Les enseignants de Kankan ont suivi à la lettre ce lundi, le mot d’ordre de grève lancé le week-end dernier par le Syndicat national de l’éducation (SNE). Du lycée Morifindjan Diabaté, au lycée régional Almamy Samory Touré, en passant par les lycées Marien N’Gouaby et 3 Avril, les écoles primaires Kabada I et II, Korialén et Missiran, les enseignants ont brillé par leur absence.

Mory Konaté, secrétaire régional du syndicat national de l’éducation, revient sur les revendications de leur mouvement.

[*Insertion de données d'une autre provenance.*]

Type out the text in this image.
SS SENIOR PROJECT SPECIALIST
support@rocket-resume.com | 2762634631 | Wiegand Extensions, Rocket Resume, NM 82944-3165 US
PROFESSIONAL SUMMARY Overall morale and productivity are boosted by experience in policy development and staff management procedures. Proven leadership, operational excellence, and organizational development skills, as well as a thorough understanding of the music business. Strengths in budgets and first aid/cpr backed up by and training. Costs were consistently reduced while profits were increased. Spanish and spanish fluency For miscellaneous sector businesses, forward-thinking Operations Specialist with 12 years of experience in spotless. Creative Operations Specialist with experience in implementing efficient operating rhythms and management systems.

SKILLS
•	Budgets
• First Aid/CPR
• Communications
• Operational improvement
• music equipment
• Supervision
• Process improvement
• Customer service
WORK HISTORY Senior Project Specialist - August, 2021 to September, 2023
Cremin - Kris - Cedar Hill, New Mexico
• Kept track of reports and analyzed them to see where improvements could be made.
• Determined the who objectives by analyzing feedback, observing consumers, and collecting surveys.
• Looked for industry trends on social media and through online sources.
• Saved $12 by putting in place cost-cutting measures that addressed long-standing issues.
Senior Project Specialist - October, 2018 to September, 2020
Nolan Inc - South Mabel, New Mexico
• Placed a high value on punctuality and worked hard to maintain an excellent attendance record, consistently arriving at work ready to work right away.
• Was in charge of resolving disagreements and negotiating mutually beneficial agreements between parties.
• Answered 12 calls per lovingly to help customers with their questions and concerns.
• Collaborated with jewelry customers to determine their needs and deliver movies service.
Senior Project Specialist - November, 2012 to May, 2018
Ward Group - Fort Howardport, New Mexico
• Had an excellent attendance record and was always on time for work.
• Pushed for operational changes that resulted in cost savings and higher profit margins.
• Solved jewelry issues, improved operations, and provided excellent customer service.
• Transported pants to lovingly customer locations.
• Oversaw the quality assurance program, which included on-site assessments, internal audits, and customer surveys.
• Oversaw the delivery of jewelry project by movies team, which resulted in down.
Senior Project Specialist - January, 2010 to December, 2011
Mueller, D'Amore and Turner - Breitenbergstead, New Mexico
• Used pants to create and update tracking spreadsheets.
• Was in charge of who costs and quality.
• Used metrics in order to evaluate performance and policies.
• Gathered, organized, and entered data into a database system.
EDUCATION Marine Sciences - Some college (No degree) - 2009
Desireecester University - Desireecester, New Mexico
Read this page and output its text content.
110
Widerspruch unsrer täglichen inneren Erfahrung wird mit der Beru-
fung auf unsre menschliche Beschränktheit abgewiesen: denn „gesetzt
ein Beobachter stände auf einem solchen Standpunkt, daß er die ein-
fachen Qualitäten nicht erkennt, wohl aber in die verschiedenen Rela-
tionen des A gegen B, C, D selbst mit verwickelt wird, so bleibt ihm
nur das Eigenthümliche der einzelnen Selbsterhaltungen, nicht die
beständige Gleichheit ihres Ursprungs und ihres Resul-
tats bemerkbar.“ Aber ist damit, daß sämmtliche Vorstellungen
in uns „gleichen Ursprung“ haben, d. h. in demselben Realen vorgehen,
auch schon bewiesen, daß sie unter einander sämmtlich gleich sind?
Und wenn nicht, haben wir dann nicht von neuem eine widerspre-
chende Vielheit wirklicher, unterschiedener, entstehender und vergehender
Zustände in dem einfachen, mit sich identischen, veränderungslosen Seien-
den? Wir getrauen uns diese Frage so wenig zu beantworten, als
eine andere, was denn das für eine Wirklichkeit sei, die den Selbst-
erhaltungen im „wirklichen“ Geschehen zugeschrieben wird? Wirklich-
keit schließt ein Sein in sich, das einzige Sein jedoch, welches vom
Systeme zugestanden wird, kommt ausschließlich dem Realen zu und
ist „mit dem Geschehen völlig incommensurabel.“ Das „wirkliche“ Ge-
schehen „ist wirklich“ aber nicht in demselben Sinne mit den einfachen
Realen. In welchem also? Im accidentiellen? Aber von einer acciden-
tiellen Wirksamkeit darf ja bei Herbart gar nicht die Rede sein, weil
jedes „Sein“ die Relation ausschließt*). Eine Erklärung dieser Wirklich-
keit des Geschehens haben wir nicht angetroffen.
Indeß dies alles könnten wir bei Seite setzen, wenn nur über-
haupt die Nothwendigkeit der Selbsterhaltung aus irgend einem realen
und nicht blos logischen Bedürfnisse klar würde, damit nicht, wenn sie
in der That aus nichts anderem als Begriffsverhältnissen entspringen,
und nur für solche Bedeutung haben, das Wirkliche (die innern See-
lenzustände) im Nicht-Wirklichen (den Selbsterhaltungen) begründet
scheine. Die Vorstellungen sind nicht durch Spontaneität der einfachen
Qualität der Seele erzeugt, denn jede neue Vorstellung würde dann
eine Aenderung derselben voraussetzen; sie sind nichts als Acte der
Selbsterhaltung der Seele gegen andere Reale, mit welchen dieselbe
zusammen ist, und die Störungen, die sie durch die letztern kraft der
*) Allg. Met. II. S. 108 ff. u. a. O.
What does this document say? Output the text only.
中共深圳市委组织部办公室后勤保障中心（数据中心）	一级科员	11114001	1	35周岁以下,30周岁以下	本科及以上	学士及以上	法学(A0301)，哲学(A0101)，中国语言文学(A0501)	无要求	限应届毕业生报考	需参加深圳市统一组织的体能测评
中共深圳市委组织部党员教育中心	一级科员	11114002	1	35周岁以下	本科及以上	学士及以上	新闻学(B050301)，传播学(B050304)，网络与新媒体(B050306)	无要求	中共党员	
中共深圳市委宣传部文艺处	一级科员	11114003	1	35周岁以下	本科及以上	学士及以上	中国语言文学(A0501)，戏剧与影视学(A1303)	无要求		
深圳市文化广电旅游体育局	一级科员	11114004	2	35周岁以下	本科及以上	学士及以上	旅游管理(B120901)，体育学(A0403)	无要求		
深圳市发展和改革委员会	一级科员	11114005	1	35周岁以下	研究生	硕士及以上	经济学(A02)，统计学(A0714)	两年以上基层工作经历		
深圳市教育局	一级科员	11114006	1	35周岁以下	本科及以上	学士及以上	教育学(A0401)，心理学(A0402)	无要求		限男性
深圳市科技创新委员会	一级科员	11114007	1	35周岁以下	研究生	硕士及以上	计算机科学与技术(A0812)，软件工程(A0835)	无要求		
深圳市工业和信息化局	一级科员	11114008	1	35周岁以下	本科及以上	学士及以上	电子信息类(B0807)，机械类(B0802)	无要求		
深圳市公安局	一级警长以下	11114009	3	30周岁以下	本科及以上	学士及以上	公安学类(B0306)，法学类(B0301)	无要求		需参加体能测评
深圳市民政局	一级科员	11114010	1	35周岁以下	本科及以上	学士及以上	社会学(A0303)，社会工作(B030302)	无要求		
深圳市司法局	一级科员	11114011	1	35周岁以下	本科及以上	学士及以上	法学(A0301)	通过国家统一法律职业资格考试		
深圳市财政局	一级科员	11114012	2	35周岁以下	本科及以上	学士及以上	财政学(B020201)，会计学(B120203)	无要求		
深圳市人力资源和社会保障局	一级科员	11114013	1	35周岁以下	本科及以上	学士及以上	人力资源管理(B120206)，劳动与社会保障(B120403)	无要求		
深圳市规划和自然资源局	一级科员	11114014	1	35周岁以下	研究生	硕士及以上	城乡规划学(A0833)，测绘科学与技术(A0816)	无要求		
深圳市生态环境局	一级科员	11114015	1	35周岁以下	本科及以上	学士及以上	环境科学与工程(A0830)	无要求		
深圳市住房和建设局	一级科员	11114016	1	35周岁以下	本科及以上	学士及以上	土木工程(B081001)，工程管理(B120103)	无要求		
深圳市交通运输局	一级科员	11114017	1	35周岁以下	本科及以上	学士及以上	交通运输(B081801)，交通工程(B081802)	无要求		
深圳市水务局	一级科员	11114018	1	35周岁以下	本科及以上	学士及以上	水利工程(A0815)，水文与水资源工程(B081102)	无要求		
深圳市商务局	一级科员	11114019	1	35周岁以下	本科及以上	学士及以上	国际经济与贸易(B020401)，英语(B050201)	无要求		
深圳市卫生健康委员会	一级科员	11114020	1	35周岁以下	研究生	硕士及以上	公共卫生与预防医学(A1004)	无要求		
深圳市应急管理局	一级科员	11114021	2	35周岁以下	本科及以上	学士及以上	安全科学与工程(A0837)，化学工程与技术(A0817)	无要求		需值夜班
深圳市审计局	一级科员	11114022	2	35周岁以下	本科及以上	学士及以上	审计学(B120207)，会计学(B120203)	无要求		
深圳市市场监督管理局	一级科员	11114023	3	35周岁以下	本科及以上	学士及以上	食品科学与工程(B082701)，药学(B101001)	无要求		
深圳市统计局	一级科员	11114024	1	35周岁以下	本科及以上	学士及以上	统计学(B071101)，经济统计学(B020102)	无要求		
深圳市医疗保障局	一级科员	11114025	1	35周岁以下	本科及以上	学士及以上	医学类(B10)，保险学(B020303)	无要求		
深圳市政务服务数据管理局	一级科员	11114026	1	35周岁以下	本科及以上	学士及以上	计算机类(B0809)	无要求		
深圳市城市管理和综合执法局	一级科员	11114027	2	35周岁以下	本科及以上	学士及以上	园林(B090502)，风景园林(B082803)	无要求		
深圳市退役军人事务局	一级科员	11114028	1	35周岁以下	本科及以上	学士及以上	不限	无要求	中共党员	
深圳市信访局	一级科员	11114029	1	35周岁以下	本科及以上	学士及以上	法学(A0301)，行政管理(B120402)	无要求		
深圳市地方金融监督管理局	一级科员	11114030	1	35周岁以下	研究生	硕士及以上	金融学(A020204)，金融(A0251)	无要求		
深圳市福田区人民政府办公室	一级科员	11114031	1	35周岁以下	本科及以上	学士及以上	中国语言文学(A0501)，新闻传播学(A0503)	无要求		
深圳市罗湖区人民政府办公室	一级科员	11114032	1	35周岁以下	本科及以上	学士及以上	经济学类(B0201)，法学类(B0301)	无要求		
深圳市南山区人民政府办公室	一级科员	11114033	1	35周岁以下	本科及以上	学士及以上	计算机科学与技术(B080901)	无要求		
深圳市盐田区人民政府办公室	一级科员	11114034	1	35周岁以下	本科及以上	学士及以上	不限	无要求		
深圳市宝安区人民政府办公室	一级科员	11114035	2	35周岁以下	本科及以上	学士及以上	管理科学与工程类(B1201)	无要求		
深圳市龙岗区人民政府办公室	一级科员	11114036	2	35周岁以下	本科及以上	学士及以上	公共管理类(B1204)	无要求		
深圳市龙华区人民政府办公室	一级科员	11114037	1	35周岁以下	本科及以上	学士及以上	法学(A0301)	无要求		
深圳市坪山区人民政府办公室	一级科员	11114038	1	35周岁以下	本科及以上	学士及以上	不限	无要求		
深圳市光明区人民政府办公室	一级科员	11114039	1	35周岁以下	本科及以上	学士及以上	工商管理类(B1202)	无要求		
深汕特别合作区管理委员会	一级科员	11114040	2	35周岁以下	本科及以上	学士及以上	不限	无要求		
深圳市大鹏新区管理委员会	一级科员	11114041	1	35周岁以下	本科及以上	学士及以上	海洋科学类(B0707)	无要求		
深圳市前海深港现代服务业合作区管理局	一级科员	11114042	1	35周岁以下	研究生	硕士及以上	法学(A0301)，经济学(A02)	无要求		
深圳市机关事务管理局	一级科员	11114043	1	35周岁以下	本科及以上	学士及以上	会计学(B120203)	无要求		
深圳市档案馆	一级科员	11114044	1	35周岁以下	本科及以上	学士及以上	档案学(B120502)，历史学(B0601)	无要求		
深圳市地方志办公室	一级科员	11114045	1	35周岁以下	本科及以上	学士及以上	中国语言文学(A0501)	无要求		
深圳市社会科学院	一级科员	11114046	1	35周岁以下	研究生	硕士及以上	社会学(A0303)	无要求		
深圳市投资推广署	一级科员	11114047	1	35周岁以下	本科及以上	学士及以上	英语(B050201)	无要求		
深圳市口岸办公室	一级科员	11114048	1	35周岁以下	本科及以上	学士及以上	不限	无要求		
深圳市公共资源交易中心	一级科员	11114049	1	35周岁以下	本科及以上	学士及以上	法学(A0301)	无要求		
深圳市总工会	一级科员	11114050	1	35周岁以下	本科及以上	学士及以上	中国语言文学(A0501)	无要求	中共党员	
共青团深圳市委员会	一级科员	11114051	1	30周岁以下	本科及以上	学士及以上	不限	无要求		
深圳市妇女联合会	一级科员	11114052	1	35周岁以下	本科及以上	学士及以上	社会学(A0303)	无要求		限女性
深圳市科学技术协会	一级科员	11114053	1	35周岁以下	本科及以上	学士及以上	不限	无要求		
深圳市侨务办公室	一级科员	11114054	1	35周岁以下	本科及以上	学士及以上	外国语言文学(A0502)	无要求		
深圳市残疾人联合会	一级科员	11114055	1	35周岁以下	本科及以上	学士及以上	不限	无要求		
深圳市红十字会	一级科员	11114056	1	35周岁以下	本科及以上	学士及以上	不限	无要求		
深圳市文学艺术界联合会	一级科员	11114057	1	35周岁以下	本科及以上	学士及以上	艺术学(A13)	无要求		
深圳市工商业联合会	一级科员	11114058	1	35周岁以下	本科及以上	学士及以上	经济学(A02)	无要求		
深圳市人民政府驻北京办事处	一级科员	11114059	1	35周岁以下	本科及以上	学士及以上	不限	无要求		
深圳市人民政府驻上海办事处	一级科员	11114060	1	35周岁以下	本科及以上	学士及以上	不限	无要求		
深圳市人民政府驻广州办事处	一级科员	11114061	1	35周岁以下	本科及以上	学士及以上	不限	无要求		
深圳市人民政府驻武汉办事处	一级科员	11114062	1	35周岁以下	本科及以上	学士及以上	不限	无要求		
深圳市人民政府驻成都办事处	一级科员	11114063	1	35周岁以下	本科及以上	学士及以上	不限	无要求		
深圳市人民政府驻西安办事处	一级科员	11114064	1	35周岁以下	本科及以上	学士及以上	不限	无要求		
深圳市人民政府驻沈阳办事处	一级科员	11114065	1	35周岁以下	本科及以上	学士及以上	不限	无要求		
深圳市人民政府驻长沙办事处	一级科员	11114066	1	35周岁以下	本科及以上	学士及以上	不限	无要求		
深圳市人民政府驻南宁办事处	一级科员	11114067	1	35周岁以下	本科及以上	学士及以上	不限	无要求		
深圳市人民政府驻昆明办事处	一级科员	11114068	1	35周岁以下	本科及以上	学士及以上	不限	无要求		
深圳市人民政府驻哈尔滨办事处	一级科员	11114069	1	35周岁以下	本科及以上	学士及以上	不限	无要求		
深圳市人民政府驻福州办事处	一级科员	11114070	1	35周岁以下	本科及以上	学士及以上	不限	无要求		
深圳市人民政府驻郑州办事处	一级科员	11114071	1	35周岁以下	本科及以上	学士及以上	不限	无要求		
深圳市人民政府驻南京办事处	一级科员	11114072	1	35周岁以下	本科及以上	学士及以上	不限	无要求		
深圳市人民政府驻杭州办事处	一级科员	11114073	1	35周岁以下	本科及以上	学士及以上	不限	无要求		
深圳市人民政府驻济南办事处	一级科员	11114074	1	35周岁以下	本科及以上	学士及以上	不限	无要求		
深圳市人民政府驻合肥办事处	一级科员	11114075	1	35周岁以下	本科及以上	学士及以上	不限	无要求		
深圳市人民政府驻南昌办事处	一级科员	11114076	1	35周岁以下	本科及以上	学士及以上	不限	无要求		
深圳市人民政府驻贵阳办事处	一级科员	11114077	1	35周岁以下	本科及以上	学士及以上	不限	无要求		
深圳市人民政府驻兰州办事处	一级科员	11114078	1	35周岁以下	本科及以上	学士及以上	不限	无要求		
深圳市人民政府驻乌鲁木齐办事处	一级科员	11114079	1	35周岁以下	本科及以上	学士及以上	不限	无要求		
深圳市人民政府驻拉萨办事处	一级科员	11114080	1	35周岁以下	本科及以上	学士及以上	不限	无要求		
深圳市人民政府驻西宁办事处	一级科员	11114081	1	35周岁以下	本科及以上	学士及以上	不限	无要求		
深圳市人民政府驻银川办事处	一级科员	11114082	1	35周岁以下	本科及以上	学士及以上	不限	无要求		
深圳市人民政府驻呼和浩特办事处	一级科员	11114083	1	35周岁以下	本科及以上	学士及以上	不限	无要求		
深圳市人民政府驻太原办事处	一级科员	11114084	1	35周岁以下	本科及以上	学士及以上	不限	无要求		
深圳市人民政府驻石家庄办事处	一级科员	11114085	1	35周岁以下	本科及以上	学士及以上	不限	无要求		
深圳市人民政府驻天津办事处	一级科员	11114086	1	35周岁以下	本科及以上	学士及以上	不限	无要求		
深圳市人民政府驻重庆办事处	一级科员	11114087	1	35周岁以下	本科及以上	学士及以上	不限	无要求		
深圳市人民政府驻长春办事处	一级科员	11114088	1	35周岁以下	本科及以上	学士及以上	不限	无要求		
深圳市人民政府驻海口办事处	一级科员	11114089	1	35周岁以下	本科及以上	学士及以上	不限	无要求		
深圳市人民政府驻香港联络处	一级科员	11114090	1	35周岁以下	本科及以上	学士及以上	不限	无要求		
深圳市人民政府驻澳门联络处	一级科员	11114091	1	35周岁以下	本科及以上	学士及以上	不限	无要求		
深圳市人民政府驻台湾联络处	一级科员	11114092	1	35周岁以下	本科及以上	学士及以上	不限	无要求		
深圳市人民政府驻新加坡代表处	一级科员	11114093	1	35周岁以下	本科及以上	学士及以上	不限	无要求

« Dans le paiement des primes d’incitations, nous avons trouvé de l’injustice, ceux qui sont du côté de l’encadrement ceci ne perçoivent pas, alors cela a donné à réfléchir, le syndicat de l’éducation national s’est retrouvé et on a jugé nécessaire de lancer un boycotte de cours qui va prendre 72 heures, pour voir d’ici là, est ce que l’Etat va agir », a-t-il fait savoir.

Ce responsable syndical dit être satisfait du constat de ce premier jour de boycotte des cours, dans les écoles publiques de Kankan : « A l’heure qu’il fait, le constat est particulièrement satisfaisant et appréciable, c’est un constat qui a réussi parce que tous les enseignants qui sont dans la zone de Kankan ont observé le mot de boycotte de cours ; donc, à l’heure, toutes les écoles de Kankan, ça n’étudie pas. Les enfants sont rentrés pacifiquement à la maison, les enseignants aussi qui étaient venus, ont compris le sens du boycotte des cours, et ils sont rentrés ».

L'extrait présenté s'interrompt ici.